Yahoo Chairman and board member Fred Amoroso has resigned from the company.
According to a statement from Amoroso, who was appointed to the role last May, his stint as chairman was only intended to last one year. And so, almost to the day, he is relinquishing his position with the Web portal. He will continue to serve on the company’s board until June, when its annual shareholders meeting takes place. Until then, former LiveOps CEO, eBay COO and current Yahoo board member Maynard Webb Jr. will step in to fill his shoes.
Amoroso’s resignation is a reminder of the upheaval Yahoo has gone through over the past year or so.

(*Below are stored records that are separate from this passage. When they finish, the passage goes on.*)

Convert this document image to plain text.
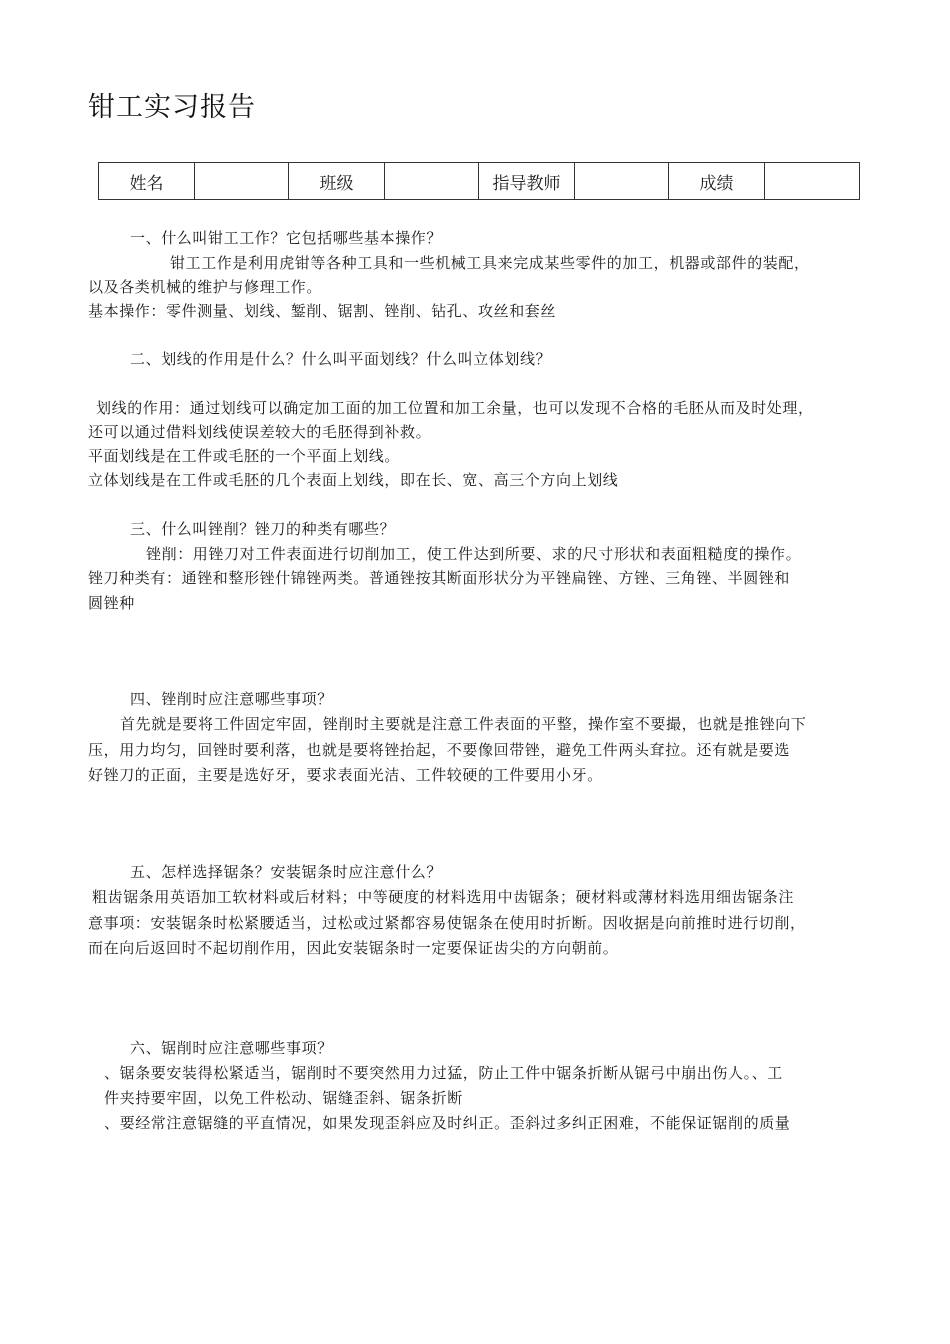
钳工实习报告
姓名		班级		指导教师		成绩	
一、什么叫钳工工作？它包括哪些基本操作？
钳工工作是利用虎钳等各种工具和一些机械工具来完成某些零件的加工，机器或部件的装配，
以及各类机械的维护与修理工作。
基本操作：零件测量、划线、錾削、锯割、锉削、钻孔、攻丝和套丝
二、划线的作用是什么？什么叫平面划线？什么叫立体划线？
划线的作用：通过划线可以确定加工面的加工位置和加工余量，也可以发现不合格的毛胚从而及时处理，
还可以通过借料划线使误差较大的毛胚得到补救。
平面划线是在工件或毛胚的一个平面上划线。
立体划线是在工件或毛胚的几个表面上划线，即在长、宽、高三个方向上划线
三、什么叫锉削？锉刀的种类有哪些？
锉削：用锉刀对工件表面进行切削加工，使工件达到所要、求的尺寸形状和表面粗糙度的操作。
锉刀种类有：通锉和整形锉什锦锉两类。普通锉按其断面形状分为平锉扁锉、方锉、三角锉、半圆锉和
圆锉种
四、锉削时应注意哪些事项？
首先就是要将工件固定牢固，锉削时主要就是注意工件表面的平整，操作室不要撮，也就是推锉向下
压，用力均匀，回锉时要利落，也就是要将锉抬起，不要像回带锉，避免工件两头耷拉。还有就是要选
好锉刀的正面，主要是选好牙，要求表面光洁、工件较硬的工件要用小牙。
五、怎样选择锯条？安装锯条时应注意什么？
粗齿锯条用英语加工软材料或后材料；中等硬度的材料选用中齿锯条；硬材料或薄材料选用细齿锯条注
意事项：安装锯条时松紧腰适当，过松或过紧都容易使锯条在使用时折断。因收据是向前推时进行切削，
而在向后返回时不起切削作用，因此安装锯条时一定要保证齿尖的方向朝前。
六、锯削时应注意哪些事项？
、锯条要安装得松紧适当，锯削时不要突然用力过猛，防止工件中锯条折断从锯弓中崩出伤人。、工
件夹持要牢固，以免工件松动、锯缝歪斜、锯条折断
、要经常注意锯缝的平直情况，如果发现歪斜应及时纠正。歪斜过多纠正困难，不能保证锯削的质量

The chairman began his term during that brief two-month sliver of time when Yahoo operated under interim CEO Ross Levinsohn, who took the helm after then-CEO Scott Thompson resigned. (If you recall, the company was not too pleased about finding out that Thompson padded his resume with a fake college degree.) Thompson himself had only been CEO for four months before he left the company.
Now all eyes have been on Marissa Mayer since she succeeded Levinsohn in July 2012, and so far, it seems the company has been on a track of slow-but-steady growth under the current CEO. Last week, Yahoo announced that Q1 profits rose 36 percent.
On Amoroso’s departure, Mayer released a statement:
Fred has been a wonderful chairman for Yahoo over the past year, and I’m personally grateful for his trust and guidance as I took on the role as Yahoo CEO. Fred’s mentorship and perspective has proved truly valuable to me in my first few months here at Yahoo.
Mayer seems genuinely sad to see Amoroso go, though that doesn’t mean she’ll be taking any down-time to mourn his exit. In fact, we’re quite certain she’ll be very busy, keeping Yahoo on the rails while also balancing her new role as Jawbone board member. Mayer has a reputation for being an aesthete as well as experienced in product design, which always seemed somewhat wasted at Yahoo. It will be interesting to see what, if anything, she brings to the table for the wireless accessory maker.